I’m a little less excited by La Padrona’s secondi, which comes down in part to personal preference and in part bang for buck: I’d rather splurge on that risotto (a rich $48). But execution is a factor too. I enjoy veal osso buco braised in red wine with polenta and carrots, but it needs salt and the meat is a bit dry. Beef tenderloin is exceedingly tender, but the mushrooms it’s served with taste burnt. There are a few large-format meat dishes — rack of lamb, a 40-ounce bistecca alla fiorentina — for a large party or a special occasion.

I appreciate that these dishes are here, and also that they’re eclipsed by things like dessert and topnotch cocktails. This administration understands my priorities. The Italian margarita contains pear and lavender, two ingredients I’ll always avoid in a cocktail. But a server recommends it with such certainty, I order one, and she is right. It’s a sophisticated, nuanced, balanced drink. There’s a section of the drinks menu devoted to the Negroni, but I don’t make it past the martini list. The Birth of Venus, made with oyster vodka, sherry, and mignonette, served with a crystal dish of pickles, is one of the best cocktails I’ve ever had; if you love oysters, you may feel the same. The wine list is deep, focused on Italy but not exclusively so, with prestige selections available by the glass.
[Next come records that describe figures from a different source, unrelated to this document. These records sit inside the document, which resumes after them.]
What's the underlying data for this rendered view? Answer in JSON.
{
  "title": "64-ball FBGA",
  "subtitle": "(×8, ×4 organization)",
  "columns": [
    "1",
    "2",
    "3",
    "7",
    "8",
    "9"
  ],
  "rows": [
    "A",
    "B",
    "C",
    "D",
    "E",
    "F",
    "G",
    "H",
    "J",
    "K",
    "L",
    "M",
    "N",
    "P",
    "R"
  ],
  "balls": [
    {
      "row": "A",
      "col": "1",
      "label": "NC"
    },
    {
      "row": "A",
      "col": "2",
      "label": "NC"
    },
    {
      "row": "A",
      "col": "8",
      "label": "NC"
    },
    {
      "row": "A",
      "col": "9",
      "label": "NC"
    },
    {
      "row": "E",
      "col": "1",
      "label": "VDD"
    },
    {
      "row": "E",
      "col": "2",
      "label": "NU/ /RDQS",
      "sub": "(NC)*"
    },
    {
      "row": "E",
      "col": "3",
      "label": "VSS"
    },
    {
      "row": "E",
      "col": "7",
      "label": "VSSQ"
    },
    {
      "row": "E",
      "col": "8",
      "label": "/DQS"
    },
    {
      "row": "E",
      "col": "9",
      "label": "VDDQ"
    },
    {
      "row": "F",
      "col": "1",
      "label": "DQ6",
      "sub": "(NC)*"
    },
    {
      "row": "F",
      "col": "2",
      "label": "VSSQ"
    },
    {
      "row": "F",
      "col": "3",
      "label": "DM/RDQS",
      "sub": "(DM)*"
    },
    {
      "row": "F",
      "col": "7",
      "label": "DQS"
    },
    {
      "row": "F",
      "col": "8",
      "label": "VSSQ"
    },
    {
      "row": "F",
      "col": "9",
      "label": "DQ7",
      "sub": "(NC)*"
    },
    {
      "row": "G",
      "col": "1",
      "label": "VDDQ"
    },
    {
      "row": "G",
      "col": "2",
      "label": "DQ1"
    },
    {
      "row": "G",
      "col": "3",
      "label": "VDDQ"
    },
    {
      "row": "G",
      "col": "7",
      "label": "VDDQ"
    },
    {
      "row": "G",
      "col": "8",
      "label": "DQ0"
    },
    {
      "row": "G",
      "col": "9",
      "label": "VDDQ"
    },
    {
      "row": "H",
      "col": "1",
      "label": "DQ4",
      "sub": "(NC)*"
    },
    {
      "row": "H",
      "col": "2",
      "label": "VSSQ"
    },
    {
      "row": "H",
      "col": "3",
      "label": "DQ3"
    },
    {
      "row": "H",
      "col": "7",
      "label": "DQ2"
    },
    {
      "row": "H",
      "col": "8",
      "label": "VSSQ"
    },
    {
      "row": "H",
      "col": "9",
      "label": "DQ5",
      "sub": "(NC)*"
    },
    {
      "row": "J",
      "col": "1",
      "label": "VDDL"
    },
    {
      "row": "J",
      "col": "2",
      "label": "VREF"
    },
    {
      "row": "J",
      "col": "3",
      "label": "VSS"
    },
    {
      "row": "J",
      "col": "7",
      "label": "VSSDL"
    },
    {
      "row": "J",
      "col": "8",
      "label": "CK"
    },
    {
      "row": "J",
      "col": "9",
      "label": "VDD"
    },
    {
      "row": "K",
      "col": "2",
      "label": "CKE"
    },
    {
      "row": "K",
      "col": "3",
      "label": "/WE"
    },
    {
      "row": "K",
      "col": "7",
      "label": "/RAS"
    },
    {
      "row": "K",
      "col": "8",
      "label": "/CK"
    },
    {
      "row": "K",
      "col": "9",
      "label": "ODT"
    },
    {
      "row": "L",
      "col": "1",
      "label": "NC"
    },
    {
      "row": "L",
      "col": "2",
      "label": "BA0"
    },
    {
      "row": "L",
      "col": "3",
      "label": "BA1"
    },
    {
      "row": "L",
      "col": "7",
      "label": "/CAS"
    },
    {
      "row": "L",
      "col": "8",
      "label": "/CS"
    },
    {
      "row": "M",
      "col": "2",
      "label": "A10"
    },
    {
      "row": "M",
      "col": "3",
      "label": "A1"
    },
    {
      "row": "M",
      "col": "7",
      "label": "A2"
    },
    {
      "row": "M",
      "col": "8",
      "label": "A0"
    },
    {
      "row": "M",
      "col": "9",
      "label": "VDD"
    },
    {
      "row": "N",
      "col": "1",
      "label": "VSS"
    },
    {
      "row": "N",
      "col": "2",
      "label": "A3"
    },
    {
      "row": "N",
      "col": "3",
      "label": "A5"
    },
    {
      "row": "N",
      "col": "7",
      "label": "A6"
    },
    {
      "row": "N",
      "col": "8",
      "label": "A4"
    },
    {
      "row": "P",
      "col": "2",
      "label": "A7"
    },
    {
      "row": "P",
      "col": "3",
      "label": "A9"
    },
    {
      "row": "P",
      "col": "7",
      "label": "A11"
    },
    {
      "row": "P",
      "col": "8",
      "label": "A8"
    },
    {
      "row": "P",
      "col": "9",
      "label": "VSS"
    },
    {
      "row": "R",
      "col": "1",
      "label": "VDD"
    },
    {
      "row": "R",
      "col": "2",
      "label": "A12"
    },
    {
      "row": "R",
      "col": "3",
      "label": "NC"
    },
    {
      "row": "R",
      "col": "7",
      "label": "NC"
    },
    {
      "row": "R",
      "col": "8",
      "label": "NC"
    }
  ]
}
When are cannoli not cannoli? When they’re actually Florentine cookies, lacy and crisp, rolled around citrus-scented ricotta. They are served in a cigar box: a whimsical delight to unbox and to eat. Tiramisu arrives in its mold and is freed tableside, jiggly and boozy as heck. It’s great. Skip the stiff, grainy Earl Grey panna cotta.

There are imperfect moments on the menu, and it’s a mystery why — amid the beautiful plates and glassware, the arresting presentations, the luxurious design — there isn’t really anywhere to put bags. They sometimes wind up lumped on the floor with people’s coats, like we’re at an after-work happy hour at a bar. Also, the place is noisy. Take it or leave it.

But Boston was thirsty: for luxury, for hospitality, for Italian food that hits a sweet spot between familiarity and invention. La Padrona is the restaurant we needed. There are several ways to translate its name — the restaurant seems to go with “the matriarch.’’ That could refer to Adams, who has earned the title (whether she wants it or not) over many years of feeding this city. But it applies as well to the restaurant itself, a grande dame already the day it opened.